Todd Lipscomb of Vidalia, La., died by suicide in 2007.
It was only after the fact, Mooney said, that she and those close to Todd got the education they needed to recognize some warning signs: His possible prescription addiction. Depression. Uncharacteristic aggression. Withdrawal from life.
“One important thing to understand is that depression is a key contributing factor to suicide, and unfortunately, perceptions of stigma can prevent people from seeking help,” said Dr. Courtney Bagge, UMMC assistant professor of psychiatry, whose research focuses on suicidal behaviors.
“Depression is a medical disorder, just like heart disease or diabetes. It’s not a condition you just snap out of, but there are very effective treatments,” she said.
Bagge said signs that someone could be suicidal include persistently feeling sad, having lack of interest in things usually enjoyed, difficulty concentrating, indecisiveness, and behavior changes that are out of character, such as secluding yourself or staying in bed. “You may notice you are hitting the decline button on your phone, or canceling plans,” Bagge said.
Other warning signs for suicide, in yourself or someone else, may include increased problems with sleep, withdrawal from others, agitation, reckless behavior, and increased use of alcohol or drugs.
Dr. Courtney Bagge
“Feeling hopeless or like you have no purpose, talking about death or dying, or not wanting to be here anymore … Those are huge, huge warning signs,” Bagge said.

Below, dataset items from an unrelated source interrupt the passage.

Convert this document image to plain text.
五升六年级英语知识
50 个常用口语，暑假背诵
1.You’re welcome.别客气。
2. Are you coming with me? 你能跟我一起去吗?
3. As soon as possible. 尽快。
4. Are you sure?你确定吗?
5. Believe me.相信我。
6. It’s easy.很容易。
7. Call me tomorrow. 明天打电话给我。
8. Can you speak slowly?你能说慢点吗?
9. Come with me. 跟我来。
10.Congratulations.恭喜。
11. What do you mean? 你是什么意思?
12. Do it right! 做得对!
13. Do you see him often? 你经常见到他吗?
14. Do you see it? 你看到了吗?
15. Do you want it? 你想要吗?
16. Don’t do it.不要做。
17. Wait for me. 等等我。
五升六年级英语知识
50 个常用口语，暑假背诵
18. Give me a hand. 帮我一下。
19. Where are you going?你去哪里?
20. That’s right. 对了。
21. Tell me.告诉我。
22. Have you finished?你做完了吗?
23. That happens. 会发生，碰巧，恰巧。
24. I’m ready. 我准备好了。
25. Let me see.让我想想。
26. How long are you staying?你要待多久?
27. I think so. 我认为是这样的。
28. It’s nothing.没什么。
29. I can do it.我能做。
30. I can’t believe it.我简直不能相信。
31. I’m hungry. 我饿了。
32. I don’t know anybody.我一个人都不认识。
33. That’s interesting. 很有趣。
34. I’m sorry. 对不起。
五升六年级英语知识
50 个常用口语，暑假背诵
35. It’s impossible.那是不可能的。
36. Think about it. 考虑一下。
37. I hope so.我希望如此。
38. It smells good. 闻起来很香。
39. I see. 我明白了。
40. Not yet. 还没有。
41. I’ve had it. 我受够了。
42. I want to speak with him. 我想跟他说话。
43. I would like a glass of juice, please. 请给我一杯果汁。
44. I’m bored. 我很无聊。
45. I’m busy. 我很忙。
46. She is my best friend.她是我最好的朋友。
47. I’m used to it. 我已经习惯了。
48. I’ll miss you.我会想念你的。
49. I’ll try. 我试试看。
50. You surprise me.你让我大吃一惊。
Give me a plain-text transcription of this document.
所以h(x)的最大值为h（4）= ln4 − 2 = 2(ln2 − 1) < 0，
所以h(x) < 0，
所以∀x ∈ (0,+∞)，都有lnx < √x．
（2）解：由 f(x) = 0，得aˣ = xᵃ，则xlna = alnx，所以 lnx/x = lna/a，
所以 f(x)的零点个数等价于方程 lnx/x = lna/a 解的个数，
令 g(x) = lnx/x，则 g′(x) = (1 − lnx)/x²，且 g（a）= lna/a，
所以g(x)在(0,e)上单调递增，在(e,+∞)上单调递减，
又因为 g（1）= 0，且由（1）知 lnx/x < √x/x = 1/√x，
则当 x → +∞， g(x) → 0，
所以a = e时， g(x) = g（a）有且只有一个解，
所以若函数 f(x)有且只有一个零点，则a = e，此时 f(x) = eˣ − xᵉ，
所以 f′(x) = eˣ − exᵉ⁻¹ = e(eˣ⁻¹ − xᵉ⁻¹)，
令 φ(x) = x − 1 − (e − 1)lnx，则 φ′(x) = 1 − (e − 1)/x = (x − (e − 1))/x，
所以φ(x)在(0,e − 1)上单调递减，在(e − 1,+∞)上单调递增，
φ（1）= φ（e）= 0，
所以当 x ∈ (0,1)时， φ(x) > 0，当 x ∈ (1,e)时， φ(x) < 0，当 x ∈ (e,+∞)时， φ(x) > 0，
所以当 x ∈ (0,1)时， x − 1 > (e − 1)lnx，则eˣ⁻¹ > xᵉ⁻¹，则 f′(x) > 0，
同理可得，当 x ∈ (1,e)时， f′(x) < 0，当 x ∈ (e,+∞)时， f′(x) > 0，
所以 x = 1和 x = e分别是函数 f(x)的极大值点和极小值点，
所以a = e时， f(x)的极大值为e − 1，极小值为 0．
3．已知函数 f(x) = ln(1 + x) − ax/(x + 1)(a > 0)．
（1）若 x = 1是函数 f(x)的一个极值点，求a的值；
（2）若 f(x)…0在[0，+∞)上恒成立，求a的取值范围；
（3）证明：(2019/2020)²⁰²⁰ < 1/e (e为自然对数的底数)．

Suicide prevention also can mean taking action. “Help them to seek help from a professional,” Bagge said. “If someone tries to push you away, that’s the depression talking. You might have to push through that barrier, and it’s important to keep checking in with them.”
“I beat myself up for a long time, because I felt I should have noticed, or should have known,” Mooney said.
But she put her feelings into action, five times taking part in the Out of the Darkness Community Walk, sponsored by the American Foundation for Suicide Prevention, that brings awareness and give participants tools for suicide prevention. “Knowing that suicide is the fourth leading cause of death for Americans ages 15-64 made this so much more important to me,” Mooney said.
She participated in the Natchez and Vidalia walks that celebrated the lives of those now gone. On Nov. 8, she will chair the first Jackson metro walk, set for 9-11 a.m. at the Nature Park on Flowood Drive behind Winner’s Circle Park in Flowood.
It’s free, but teams are encouraged to raise money for the foundation. To register, go to http://afsp.donordrive.com/index.cfm?fuseaction=donorDrive.event&eventID=3036
“They are a great way for families to come together and support each other,” Mooney said of the walks. “Forming a team is encouraged, but you can walk on your own. There will be a memory board where family and friends can put photos of their loved ones, and a balloon release after the walk.”
The walks also serve a much deeper purpose, Mooney said.
“At first, I thought it would be a site of mourning,” Mooney said of her first walk. “I just didn’t want to relive it. But when I did it, I saw that it helped with the healing process, and I wanted to bring it here.
“We can reach a lot of people – and we can educate them.”